In Berkeley, Dr. Lonny Shavelson bristles each time he hears a doctor talk about discomfort with prescribing end-of-life medication. A former emergency room physician, Dr. Shavelson has just begun his own practice dedicated to providing care for those seeking to end their lives. Here is how he imagines talking to reluctant doctors.
“What I’ve said to them is, ‘Were you comfortable the first time you did chest surgery? Were you comfortable the first time you drew blood?’ I don’t understand when being uncomfortable became a reason not to do something in medicine. We make uncomfortable decisions all the time. When somebody says, ‘I am ready to end dialysis and let myself die,’ that’s a momentous decision and it might make us uncomfortable. The best answer I can get is that it is a difference of mechanics. But we’re agreeing that they are ready to die. It’s that the mechanism seems fairly irrelevant.”

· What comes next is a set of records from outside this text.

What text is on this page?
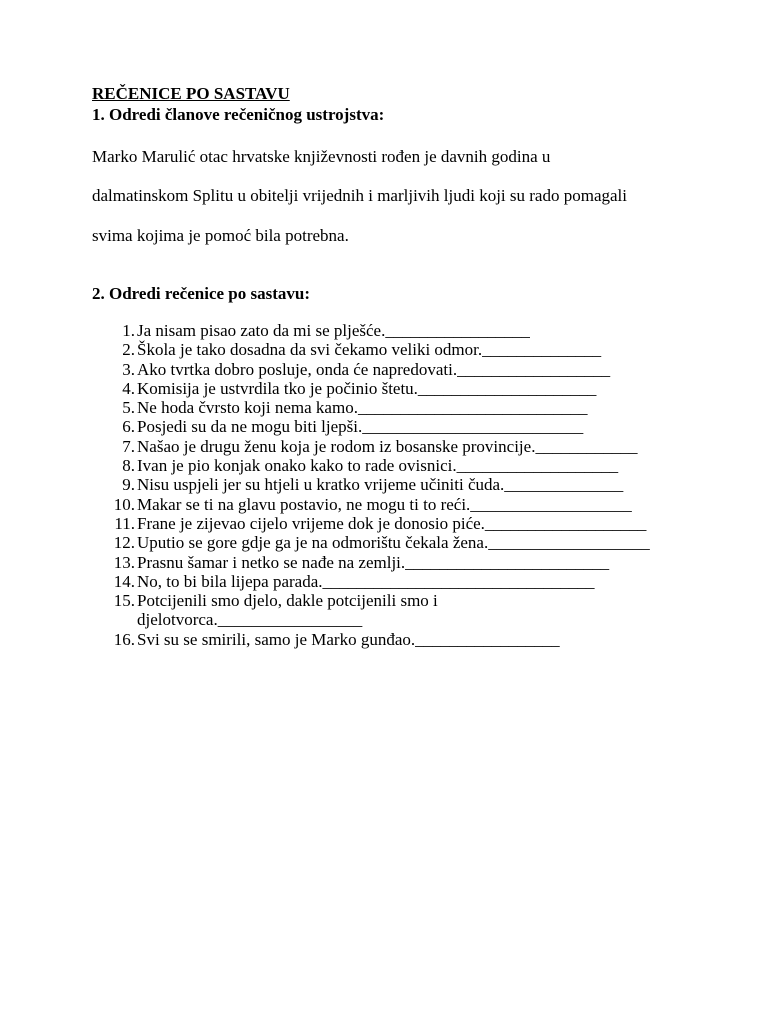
REČENICE PO SASTAVU
1. Odredi članove rečeničnog ustrojstva:
Marko Marulić otac hrvatske književnosti rođen je davnih godina u
dalmatinskom Splitu u obitelji vrijednih i marljivih ljudi koji su rado pomagali
svima kojima je pomoć bila potrebna.
2. Odredi rečenice po sastavu:
1. Ja nisam pisao zato da mi se plješće._________________
2. Škola je tako dosadna da svi čekamo veliki odmor.______________
3. Ako tvrtka dobro posluje, onda će napredovati.__________________
4. Komisija je ustvrdila tko je počinio štetu._____________________
5. Ne hoda čvrsto koji nema kamo.___________________________
6. Posjedi su da ne mogu biti ljepši.__________________________
7. Našao je drugu ženu koja je rodom iz bosanske provincije.____________
8. Ivan je pio konjak onako kako to rade ovisnici.___________________
9. Nisu uspjeli jer su htjeli u kratko vrijeme učiniti čuda.______________
10. Makar se ti na glavu postavio, ne mogu ti to reći.___________________
11. Frane je zijevao cijelo vrijeme dok je donosio piće.___________________
12. Uputio se gore gdje ga je na odmorištu čekala žena.___________________
13. Prasnu šamar i netko se nađe na zemlji.________________________
14. No, to bi bila lijepa parada.________________________________
15. Potcijenili smo djelo, dakle potcijenili smo i
djelotvorca._________________
16. Svi su se smirili, samo je Marko gunđao._________________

Dr. Shavelson, who will charge patients $200 for an initial consultation and $1,800 if they move forward, said the most important response he would have for any patient who approached him was simple: Why? He believes the approach should not be different from any other aspect of medicine.
“We always listen to the patient. We never tell a patient: ‘This is what you have to do. You have no choice.’ Yet at the moment when their life is ending — when they say, ‘I don’t want to live in this bed for the next three weeks waiting to die’ — it’s an odd change in the consent procedure. Suddenly they become wrong and we become right. That does not make sense to me. Dying should not be completely separate from everything else we do in medicine.”